Diversamente, ad esempio, da quello dell’analogo museo milanese (www.museodelrisorgimento.mi.it).

La storia risorgimentale qui è al buio, e non solo
metaforicamente. Colpa dei tagli alla cultura e agli istituti? Sì, ma non solo.
Paradossalmente, la colpa principale non è di chi vorrebbe gettare un’ombra su
essa o negarla, ma proprio di chi dovrebbe tenere le luci accese sulla materia,
legato ancora a scelte progettuali vecchie e poco efficaci sul piano della
comunicazione e della valorizzazione, tragiche per un Paese come l’Italia. Il
Museo del Risorgimento di Roma diviene così esempio assoluto di due peculiari
difetti come la retorica e l’incuria. Speriamo dunque che le manifestazioni in
corso e in preparazione per il 150esimo anniversario – a Torino si terranno ben
250 iniziative e 5 mostre – siano più coinvolgenti e curate di un’esposizione
permanente come quella del Museo del Risorgimento di Roma.

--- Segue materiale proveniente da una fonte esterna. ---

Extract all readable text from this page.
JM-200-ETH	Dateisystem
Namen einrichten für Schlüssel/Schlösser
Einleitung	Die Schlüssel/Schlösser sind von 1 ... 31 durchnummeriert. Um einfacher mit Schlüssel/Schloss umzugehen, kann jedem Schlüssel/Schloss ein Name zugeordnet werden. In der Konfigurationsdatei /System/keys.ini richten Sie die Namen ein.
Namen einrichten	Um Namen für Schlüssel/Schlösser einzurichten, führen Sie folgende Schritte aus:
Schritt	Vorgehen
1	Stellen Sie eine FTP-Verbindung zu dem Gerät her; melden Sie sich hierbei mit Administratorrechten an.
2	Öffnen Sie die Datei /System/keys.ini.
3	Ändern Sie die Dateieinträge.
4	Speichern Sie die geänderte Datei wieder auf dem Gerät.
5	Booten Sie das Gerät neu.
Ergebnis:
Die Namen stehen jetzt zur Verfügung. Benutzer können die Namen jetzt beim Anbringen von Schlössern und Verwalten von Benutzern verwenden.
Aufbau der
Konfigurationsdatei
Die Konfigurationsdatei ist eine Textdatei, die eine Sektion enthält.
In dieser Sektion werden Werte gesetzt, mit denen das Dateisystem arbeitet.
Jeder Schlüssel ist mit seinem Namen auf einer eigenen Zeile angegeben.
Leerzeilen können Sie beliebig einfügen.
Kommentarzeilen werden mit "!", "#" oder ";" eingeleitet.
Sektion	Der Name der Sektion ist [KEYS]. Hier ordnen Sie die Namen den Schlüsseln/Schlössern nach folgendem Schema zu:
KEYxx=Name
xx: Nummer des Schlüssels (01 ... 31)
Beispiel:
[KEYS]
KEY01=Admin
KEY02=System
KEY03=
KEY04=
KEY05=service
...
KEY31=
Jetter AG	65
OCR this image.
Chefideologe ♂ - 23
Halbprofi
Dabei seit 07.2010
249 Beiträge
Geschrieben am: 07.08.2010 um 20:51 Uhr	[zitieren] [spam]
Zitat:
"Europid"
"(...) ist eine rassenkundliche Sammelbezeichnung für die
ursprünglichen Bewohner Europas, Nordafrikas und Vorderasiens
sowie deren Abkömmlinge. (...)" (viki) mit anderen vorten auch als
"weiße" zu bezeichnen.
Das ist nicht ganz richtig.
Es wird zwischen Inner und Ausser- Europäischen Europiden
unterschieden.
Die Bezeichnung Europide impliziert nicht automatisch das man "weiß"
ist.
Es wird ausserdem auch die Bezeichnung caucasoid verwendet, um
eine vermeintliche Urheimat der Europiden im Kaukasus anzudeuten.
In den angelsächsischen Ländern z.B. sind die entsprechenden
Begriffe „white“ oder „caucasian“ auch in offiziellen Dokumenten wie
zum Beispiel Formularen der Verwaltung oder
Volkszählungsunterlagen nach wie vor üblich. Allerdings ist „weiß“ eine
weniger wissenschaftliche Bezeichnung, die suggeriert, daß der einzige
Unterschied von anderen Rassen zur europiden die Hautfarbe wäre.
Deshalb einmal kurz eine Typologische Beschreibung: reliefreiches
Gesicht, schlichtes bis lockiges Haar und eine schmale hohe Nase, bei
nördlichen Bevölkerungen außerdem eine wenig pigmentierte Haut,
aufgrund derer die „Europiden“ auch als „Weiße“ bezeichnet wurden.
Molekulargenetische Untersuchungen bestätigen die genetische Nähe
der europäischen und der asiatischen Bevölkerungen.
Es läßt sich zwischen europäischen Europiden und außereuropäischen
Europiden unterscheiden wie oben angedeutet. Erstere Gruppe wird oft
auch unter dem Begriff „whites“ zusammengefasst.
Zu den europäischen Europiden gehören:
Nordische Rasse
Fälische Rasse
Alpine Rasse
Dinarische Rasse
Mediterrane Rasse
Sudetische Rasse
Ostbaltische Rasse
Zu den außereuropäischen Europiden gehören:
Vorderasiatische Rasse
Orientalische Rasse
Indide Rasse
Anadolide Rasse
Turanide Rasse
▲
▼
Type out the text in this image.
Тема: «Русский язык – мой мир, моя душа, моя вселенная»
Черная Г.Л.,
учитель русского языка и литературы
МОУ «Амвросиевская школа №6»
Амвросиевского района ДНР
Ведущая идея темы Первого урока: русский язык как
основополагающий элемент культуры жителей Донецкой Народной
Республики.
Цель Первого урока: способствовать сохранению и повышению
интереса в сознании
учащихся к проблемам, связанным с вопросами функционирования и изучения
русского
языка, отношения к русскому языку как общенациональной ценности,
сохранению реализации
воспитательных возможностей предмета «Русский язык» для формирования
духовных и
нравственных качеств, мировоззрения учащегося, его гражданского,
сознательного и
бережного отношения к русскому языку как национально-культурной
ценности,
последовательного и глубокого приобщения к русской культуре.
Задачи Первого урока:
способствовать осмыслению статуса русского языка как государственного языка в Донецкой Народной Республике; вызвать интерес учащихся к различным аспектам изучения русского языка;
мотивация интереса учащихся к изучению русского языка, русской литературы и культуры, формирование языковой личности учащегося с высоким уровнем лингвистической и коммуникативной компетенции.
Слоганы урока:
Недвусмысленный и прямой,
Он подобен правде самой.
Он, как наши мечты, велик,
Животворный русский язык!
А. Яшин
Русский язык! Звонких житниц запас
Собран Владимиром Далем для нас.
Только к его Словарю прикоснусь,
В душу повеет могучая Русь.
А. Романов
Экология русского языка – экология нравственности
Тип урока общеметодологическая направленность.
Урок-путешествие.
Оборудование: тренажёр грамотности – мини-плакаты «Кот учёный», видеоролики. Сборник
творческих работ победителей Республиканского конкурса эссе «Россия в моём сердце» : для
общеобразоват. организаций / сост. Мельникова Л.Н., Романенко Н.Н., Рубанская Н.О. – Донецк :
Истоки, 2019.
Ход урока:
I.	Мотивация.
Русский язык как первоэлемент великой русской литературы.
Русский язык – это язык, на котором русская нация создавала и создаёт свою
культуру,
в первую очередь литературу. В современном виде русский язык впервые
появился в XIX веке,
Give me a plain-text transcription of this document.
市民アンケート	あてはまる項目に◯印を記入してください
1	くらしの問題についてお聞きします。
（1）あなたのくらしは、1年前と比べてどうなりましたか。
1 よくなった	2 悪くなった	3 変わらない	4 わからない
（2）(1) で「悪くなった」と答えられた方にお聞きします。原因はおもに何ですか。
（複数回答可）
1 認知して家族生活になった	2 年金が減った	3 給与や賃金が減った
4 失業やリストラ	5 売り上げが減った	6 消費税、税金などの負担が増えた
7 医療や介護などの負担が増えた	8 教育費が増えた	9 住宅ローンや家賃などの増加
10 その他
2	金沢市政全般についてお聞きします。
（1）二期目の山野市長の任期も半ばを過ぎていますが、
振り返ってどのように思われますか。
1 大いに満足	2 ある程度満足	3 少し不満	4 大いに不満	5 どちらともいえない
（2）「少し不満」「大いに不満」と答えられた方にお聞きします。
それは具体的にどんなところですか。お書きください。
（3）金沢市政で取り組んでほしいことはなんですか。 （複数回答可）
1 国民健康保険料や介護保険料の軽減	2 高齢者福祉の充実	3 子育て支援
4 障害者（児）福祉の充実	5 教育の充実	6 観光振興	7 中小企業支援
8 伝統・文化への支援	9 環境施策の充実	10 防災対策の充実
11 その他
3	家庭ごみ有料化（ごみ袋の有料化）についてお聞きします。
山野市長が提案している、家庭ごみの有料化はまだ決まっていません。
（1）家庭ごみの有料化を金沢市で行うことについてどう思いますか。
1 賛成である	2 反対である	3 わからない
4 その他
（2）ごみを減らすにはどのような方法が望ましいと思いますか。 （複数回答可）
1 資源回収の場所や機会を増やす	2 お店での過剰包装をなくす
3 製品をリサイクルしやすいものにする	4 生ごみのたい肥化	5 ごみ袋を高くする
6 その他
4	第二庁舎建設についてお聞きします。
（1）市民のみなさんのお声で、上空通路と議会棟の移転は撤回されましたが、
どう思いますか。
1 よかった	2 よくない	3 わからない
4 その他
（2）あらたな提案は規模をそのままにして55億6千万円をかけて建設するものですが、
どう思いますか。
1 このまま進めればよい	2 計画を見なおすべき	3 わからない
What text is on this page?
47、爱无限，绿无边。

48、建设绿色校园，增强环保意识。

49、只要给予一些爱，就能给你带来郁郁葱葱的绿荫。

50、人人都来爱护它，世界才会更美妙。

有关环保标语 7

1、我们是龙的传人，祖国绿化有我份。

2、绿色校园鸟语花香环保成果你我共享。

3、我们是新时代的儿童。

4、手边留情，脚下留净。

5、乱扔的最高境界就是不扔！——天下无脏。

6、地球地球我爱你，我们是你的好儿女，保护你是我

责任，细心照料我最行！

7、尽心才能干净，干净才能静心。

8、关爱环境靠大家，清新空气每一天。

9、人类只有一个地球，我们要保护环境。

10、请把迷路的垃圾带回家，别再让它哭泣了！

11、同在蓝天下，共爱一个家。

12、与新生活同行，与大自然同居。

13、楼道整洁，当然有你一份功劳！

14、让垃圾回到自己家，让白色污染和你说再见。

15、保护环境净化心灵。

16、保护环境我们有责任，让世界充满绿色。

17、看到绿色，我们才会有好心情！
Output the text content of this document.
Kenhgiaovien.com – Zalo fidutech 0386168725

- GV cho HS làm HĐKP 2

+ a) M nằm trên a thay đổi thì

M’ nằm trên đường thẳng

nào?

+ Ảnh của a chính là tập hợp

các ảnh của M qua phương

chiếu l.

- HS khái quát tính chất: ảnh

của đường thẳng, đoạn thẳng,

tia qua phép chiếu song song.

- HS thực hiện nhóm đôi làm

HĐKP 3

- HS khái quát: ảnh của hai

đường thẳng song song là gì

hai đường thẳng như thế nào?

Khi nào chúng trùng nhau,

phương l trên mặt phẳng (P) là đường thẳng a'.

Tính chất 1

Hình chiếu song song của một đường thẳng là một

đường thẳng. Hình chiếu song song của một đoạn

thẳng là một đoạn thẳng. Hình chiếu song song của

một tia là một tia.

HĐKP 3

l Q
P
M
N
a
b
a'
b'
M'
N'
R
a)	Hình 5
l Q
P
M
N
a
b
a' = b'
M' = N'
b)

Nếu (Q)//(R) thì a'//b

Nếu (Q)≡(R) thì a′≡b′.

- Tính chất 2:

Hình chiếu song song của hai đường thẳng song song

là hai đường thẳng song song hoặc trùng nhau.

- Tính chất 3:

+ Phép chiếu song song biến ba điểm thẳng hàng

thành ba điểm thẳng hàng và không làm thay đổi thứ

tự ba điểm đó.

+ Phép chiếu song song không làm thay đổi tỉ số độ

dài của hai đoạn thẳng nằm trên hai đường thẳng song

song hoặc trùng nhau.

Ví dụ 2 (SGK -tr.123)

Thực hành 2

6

Perché il popolo, il “grande assente” nel Risorgimento,
possa ora essere invece presente e cosciente. E, magari, ritrovare quella gloriosa
spinta laicista e liberale che era alla base dei movimenti rivoluzionari e
repubblicani che hanno portato all’Unità.

giulio
brevetti


Museo del
Risorgimento – Complesso del Vittoriano

Via di San
Pietro in Carcere (zona Fori Imperiali) – 00186 Roma

Orario: tutti i giorni ore 9.30-18.30

Ingresso libero

Info: tel. +39 066793598; fax +39 066782572;
www.risorgimento.it

[exibart]

Visualizza commenti

  • Bella idea e bell'articolo si.
    Il Museo del Risorgimento di Roma non è purtroppo lo specchio di quello che la maggior parte degli italiani ha in mente a proposito del Risorgimento: buio, confuso, non lineare, pieno di ostacoli... sembra, guardando le foto, un lavoro di Gregor Schneider.

  • ... mi piacerebbe che a questa interessante "prima puntata" ne seguisse una seconda, in occasione della riapertura del Museo Nazionale del Risorgimento a Torino... prendete nota!